Back in Norway!

23 Mag

Quartiere di Grünerløkka, Oslo

Eccomi qui: scusate l’assenza di questi giorni, sono stata in Norvegia.

È difficile da spiegare ma di un paese ci si innamora proprio come di una persona. E dopo qualche tempo di lontananza si sente il bisogno impellente di tornare, di respirare quell’aria, parlare con quella gente. Io, dopo averci vissuto lo scorso anno diversi mesi, mi sono innamorata della Norvegia. E così, nella settimana del 17 maggio, festa nazionale per la firma della Costituzione, stanca di incantarmi davanti al poster della veduta sul fiordo che ho in camera e altrettanto stufa di star sempre lì a far paragoni con l’Italia (lo so, di questi tempi l’esterofilia è noiosa e nemmeno tanto più originale ma uno non lo fa mica apposta) ho deciso che era il momento di tornare.

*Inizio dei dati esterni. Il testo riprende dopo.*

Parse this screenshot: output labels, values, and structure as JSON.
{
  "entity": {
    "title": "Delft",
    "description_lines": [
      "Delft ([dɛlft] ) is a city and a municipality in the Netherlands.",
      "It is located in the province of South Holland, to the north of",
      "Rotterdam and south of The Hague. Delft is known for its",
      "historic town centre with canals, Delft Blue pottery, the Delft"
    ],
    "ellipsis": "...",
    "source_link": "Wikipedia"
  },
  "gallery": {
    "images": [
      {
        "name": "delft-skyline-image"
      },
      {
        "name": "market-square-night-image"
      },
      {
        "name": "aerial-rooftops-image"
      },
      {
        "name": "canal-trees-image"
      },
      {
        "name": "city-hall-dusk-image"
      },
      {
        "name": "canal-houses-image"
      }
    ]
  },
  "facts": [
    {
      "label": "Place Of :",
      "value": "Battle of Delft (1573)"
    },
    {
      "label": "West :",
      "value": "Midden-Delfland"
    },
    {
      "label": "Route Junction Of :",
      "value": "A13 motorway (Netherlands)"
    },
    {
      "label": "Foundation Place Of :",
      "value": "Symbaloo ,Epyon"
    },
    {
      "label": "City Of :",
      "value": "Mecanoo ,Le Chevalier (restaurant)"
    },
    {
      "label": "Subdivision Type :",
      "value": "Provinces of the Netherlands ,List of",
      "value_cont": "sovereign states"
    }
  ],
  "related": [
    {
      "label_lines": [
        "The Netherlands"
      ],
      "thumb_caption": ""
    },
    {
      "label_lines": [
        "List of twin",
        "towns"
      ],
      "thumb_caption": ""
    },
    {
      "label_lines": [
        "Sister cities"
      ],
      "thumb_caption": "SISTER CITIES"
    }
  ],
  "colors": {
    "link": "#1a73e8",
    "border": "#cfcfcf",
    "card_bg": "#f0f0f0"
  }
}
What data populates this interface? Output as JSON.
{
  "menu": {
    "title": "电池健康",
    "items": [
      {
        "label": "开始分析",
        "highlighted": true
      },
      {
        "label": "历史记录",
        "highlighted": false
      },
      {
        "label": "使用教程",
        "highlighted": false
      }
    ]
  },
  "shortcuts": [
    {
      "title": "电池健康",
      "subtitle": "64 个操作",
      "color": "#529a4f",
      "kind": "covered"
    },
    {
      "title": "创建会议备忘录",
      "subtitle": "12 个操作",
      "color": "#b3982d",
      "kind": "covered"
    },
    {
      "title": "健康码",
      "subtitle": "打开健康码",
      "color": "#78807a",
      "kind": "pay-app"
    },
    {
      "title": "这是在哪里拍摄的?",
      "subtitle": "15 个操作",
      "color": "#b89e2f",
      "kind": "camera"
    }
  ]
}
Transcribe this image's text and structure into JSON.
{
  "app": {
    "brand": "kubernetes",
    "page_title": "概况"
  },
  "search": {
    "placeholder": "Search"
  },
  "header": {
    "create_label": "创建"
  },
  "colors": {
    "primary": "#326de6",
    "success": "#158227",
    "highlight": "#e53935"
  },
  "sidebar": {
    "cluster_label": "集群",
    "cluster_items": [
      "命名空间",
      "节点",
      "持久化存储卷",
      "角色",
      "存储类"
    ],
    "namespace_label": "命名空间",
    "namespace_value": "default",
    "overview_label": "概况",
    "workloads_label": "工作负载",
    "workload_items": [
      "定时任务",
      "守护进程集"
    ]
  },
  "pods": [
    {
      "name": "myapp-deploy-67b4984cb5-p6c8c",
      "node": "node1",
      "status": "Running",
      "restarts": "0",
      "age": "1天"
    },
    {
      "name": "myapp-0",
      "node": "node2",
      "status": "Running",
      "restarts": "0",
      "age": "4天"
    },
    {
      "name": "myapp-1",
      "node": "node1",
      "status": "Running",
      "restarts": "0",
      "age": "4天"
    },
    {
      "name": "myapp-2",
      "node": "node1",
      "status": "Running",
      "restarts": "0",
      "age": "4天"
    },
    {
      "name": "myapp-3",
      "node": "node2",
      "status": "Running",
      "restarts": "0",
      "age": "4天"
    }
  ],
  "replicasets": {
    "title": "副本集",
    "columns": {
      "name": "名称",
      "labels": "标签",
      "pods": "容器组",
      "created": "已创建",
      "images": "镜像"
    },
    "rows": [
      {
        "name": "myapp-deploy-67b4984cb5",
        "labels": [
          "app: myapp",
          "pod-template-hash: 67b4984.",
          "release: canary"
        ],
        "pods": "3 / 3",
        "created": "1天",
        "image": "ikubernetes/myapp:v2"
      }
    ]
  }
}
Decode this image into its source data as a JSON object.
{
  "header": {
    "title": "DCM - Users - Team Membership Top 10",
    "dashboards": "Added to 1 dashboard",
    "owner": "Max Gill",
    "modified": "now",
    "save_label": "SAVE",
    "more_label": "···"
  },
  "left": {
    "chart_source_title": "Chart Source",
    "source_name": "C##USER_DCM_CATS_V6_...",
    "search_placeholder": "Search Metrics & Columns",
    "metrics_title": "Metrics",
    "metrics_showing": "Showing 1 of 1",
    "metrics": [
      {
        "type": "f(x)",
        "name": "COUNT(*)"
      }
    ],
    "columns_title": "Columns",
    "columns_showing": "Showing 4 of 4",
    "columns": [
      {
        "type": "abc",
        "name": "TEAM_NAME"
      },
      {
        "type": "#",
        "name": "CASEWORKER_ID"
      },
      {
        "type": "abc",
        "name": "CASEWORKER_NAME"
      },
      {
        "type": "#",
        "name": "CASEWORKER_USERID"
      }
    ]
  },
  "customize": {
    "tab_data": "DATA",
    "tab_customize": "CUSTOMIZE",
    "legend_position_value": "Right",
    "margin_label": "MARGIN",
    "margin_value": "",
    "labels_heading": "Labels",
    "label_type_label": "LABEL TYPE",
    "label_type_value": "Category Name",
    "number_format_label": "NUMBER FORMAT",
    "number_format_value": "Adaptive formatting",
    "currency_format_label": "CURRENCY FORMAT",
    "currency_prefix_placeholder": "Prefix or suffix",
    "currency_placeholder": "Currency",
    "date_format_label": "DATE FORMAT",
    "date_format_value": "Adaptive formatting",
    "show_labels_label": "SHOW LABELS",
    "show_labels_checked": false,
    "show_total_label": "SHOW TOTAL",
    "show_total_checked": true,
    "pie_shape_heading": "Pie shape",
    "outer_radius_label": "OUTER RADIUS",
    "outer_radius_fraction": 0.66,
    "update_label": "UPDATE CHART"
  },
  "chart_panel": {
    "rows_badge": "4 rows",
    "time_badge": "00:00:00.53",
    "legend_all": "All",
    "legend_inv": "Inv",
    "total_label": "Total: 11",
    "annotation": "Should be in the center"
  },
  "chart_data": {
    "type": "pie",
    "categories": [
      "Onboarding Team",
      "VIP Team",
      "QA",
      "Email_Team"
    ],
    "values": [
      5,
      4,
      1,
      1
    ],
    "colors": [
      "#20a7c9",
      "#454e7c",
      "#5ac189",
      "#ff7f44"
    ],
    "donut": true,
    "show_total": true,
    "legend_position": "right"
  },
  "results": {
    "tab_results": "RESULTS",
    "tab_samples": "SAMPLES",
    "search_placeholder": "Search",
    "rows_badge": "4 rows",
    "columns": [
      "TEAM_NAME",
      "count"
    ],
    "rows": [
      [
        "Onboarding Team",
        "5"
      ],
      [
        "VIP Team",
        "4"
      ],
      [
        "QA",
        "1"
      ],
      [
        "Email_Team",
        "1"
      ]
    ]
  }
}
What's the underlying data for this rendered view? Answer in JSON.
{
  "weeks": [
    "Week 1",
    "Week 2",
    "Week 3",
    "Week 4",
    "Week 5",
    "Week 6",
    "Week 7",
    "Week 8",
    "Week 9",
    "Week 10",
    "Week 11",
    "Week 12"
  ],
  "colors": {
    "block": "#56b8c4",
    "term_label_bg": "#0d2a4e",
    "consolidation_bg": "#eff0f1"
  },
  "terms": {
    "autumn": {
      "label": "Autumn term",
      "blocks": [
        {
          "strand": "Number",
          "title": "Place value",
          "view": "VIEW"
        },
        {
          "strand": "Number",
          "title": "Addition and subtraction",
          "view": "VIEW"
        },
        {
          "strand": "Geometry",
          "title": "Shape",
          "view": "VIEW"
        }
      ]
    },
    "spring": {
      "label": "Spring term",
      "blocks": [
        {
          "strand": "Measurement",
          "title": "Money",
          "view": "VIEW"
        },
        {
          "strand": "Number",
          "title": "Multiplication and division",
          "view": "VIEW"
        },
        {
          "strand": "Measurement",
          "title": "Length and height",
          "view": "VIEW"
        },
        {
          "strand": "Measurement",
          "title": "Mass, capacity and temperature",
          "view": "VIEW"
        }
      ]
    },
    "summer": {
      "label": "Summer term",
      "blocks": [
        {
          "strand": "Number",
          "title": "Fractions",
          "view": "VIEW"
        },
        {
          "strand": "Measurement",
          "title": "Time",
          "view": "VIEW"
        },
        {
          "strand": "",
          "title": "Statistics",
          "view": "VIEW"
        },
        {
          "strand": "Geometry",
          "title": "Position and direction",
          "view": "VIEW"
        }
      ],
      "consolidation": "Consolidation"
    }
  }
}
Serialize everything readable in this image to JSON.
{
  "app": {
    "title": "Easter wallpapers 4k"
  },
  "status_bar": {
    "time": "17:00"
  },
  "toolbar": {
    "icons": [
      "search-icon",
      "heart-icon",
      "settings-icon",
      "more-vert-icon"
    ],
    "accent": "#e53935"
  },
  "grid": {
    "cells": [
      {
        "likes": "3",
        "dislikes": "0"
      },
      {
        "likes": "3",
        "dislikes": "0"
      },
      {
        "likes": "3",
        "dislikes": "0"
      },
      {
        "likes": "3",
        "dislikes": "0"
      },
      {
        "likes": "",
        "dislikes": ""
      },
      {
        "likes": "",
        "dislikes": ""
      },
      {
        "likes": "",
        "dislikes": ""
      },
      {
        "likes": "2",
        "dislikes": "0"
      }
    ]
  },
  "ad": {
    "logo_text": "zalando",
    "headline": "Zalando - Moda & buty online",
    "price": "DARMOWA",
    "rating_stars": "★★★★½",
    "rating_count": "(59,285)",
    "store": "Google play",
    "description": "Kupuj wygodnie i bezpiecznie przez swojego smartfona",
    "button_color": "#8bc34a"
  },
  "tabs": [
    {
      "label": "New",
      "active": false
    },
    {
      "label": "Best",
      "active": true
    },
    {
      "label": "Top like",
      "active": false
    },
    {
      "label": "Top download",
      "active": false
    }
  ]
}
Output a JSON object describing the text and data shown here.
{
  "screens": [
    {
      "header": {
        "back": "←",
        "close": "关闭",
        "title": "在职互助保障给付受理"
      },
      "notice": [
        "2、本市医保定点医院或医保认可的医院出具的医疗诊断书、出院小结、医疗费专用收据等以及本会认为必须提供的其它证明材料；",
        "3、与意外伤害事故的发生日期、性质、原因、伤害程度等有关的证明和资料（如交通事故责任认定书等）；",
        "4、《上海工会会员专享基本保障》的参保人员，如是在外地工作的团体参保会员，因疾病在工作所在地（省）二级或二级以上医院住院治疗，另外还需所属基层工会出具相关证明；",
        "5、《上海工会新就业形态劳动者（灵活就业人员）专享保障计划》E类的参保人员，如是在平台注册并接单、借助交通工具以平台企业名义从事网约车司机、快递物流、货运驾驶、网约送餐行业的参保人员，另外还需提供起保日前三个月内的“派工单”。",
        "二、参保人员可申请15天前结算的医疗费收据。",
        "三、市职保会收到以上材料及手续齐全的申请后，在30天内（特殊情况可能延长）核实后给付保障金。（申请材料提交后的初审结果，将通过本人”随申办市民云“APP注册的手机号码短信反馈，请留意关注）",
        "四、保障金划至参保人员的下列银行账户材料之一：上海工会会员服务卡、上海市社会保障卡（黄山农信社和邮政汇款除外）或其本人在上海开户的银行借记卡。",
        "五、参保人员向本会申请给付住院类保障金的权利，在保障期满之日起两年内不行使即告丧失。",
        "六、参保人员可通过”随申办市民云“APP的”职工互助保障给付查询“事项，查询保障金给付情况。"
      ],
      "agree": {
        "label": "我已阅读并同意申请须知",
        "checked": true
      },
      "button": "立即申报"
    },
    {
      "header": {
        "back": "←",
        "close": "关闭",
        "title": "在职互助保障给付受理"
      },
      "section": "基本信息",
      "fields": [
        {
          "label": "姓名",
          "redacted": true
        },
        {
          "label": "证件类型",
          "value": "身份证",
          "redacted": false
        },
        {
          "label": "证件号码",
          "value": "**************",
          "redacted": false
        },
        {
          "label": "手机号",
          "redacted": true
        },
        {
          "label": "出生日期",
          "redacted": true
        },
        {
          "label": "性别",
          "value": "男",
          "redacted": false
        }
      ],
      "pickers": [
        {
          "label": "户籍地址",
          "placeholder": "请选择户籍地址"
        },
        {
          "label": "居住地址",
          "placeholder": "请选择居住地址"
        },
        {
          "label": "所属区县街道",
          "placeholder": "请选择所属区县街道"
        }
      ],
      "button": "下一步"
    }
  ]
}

Sono tornata all’Università di Oslo ed oltre a scoprire che ha creato un servizio di supporto psicologico in seguito alla strage di Utøya chiamato “Qualcuno con cui parlare” ho anche visto che, essendo periodo di esami, avevano provveduto a innalzare degli striscioni con su scritto “Buona fortuna per l’esame” (Lykke til på examen). Una cosa che può sembrare pittoresca ma la verità è che in Norvegia quando fai un esame (sempre scritto e in forma anonima, in modo che chi te lo corregge non è fuorviato dal tuo sesso, dal tuo cognome altisonante o dalla lunghezza della gonna, per esempio) è d’uso che il prof ti auguri buona fortuna mentre ti consegna il testo. Ammetto che anche questo contribuì  al mio innamoramento  (oltre che, ovviamente, tutto l’intero sistema di formazione norvegese. Perchè facendo i dovuti confronti con la Sapienza, il divario è siderale).

Sono tornata al centro di Oslo e mi sono ricordata come tante cose che nella mia vita quotidiana romana mi sono abituata a considerare “normali” come, chessò, rischiare che qualcuno ti investa anche se sei sulle strisce pedonali, trascorrere un’0ra solo a cercare un parcheggio che non sia necessariamente su un marciapiede o in bilico su un lampione, stressarsi per il traffico o perchè l’autobus non arriva nemmeno a morire, in Norvegia non lo sono affatto. La normalità qui è tutt’altro paio di maniche, anche se, vista da un italiano, sembra più un film. Ma la verità è che noi ci siamo abituati a considerare “normale” una qualità di vita scadente ed abitudini sociali che una società moderna e civilizzata dovrebbe semplicemente aborrire.

Infine ho preso la metro e sono andata nella natura (quella vera. E, sì, basta prendere semplicemente la metro per raggiungere, ad esempio, il lago da cui proviene l’acqua dei rubinetti di Oslo, una foresta abitata dagli alci e le piste da sci che ad anni alterni fanno da sfondo ai campionati mondiali di sci nordico o di snowboard). Passeggiando nella foresta mi sono anche ricordata che esiste un silenzio profondo e pieno di vita (gli uccelli, il vento, l’acqua) che mi ha fatto battere il cuore. Evvabbè, vi sembrerò uscita da un romanzo per educande ma ve l’ho detto all’inizio, è difficile da spiegare, e quando uno si innamora non c’è niente da fare.

Università di Oslo. “Buona fortuna per l’esame”

Oslo

2 Risposte to “Back in Norway!”

  1. Federico DeV maggio 23, 2012 a 11:01 #

    Quanto ti capisco…provo gli stessi sentimenti per la Finlandia…le tue parole mi hanno fatto venire una nostalgia inenarrabile…ci torneró prima o poi, me lo prometto!